"The men are eating bread."
Translation:Les hommes mangent du pain.
You can't skip the articles in French. And here, if you skip the partitive, it's a very big mistake, because you're sentence wouldn't have the meaning of "indefinite quantity".
In English, you can skip the "partitive" article "some", but in French, you can't.
i thought that l'hommes was another good option apart from les hommes, can't LES be shorten with the apostrophe?
Only the singular article "le" and "la" can contract in "l' "
It's because you have a hiatus (2 vowels that are following each other), instead the "e" or "a" of "le" and "la" and the vowel or the non-aspirated "h". And with "les" it's not possible, because "s" is not a vowel, but a consonnant, no hiatus here.
I don't think so.

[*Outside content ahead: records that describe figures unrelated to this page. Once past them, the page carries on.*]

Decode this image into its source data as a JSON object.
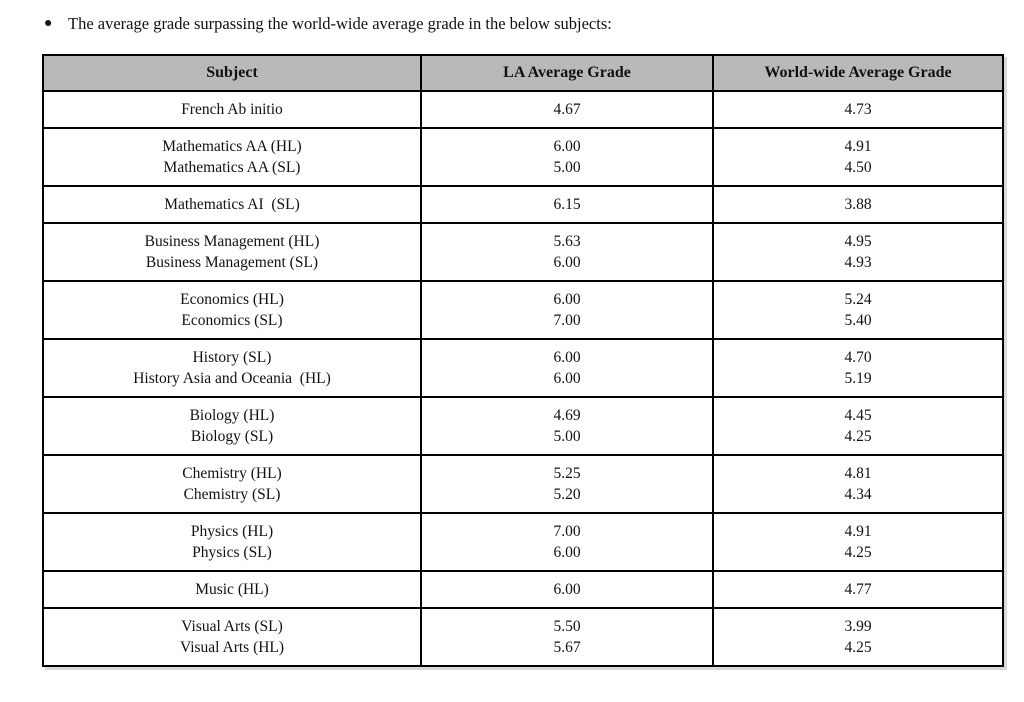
{
  "document": {
    "bullet_marker": "●",
    "bullet_text": "The average grade surpassing the world-wide average grade in the below subjects:"
  },
  "table": {
    "headers": [
      "Subject",
      "LA Average Grade",
      "World-wide Average Grade"
    ],
    "rows": [
      {
        "subject": [
          "French Ab initio"
        ],
        "la": [
          "4.67"
        ],
        "worldwide": [
          "4.73"
        ]
      },
      {
        "subject": [
          "Mathematics AA (HL)",
          "Mathematics AA (SL)"
        ],
        "la": [
          "6.00",
          "5.00"
        ],
        "worldwide": [
          "4.91",
          "4.50"
        ]
      },
      {
        "subject": [
          "Mathematics AI  (SL)"
        ],
        "la": [
          "6.15"
        ],
        "worldwide": [
          "3.88"
        ]
      },
      {
        "subject": [
          "Business Management (HL)",
          "Business Management (SL)"
        ],
        "la": [
          "5.63",
          "6.00"
        ],
        "worldwide": [
          "4.95",
          "4.93"
        ]
      },
      {
        "subject": [
          "Economics (HL)",
          "Economics (SL)"
        ],
        "la": [
          "6.00",
          "7.00"
        ],
        "worldwide": [
          "5.24",
          "5.40"
        ]
      },
      {
        "subject": [
          "History (SL)",
          "History Asia and Oceania  (HL)"
        ],
        "la": [
          "6.00",
          "6.00"
        ],
        "worldwide": [
          "4.70",
          "5.19"
        ]
      },
      {
        "subject": [
          "Biology (HL)",
          "Biology (SL)"
        ],
        "la": [
          "4.69",
          "5.00"
        ],
        "worldwide": [
          "4.45",
          "4.25"
        ]
      },
      {
        "subject": [
          "Chemistry (HL)",
          "Chemistry (SL)"
        ],
        "la": [
          "5.25",
          "5.20"
        ],
        "worldwide": [
          "4.81",
          "4.34"
        ]
      },
      {
        "subject": [
          "Physics (HL)",
          "Physics (SL)"
        ],
        "la": [
          "7.00",
          "6.00"
        ],
        "worldwide": [
          "4.91",
          "4.25"
        ]
      },
      {
        "subject": [
          "Music (HL)"
        ],
        "la": [
          "6.00"
        ],
        "worldwide": [
          "4.77"
        ]
      },
      {
        "subject": [
          "Visual Arts (SL)",
          "Visual Arts (HL)"
        ],
        "la": [
          "5.50",
          "5.67"
        ],
        "worldwide": [
          "3.99",
          "4.25"
        ]
      }
    ],
    "styles": {
      "header_bg": "#b9b9b9",
      "border_color": "#000000",
      "text_color": "#111111"
    }
  }
}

If that were the case, there would be no way to tell if somebody was speaking in plural or singular.
"L'hommes mangent" would sound exactly the same as "L'homme mange".
If you listen for the "Lez" sound that accompanies nouns that begin with vowel sounds, you can identify plurality. "Les hommes mangent".
du = de le So, "les hommes mangent de le pain" becomes "les hommes mangent du pain"
im also confused about using "du" and "le" in a previous sentence that i translate , " We like wine" = nous aimons le vin. and "du" is wrong as far as I know vin and pain is a general term based on the rule of definite article it said that if the noun is in general form we can use "le" , another thing is in the sentence above is an "unknown quantity" so "du" is applicable. So both sentence fall under different rule but both rule can be apply here I think. :)
"Aimer" is a particular case, warning!
The particular structure of "aimer" doesn't accept any partitive, but only the definite articles. For other verbs, the use of the partitive is normal, as they are not exceptions.
Every time you have indefinite quantity, you have to use the partitive article, (and then, it's possible to use "some" in the English sentence)
Here, "pain" is masculine, it's "LE pain", and you have to use the masculine singular partitive = "du".
Grr! I keep putting "L'hommes mangent du pain."
And then I lose all my hearts...
Because your grammar is wrong.
It's either "l'homme" (singular) or "les hommes" (plural in French), but not a mix...
Here it's "les hommes", you never contract the "les" article, l' is only for "le" or "la".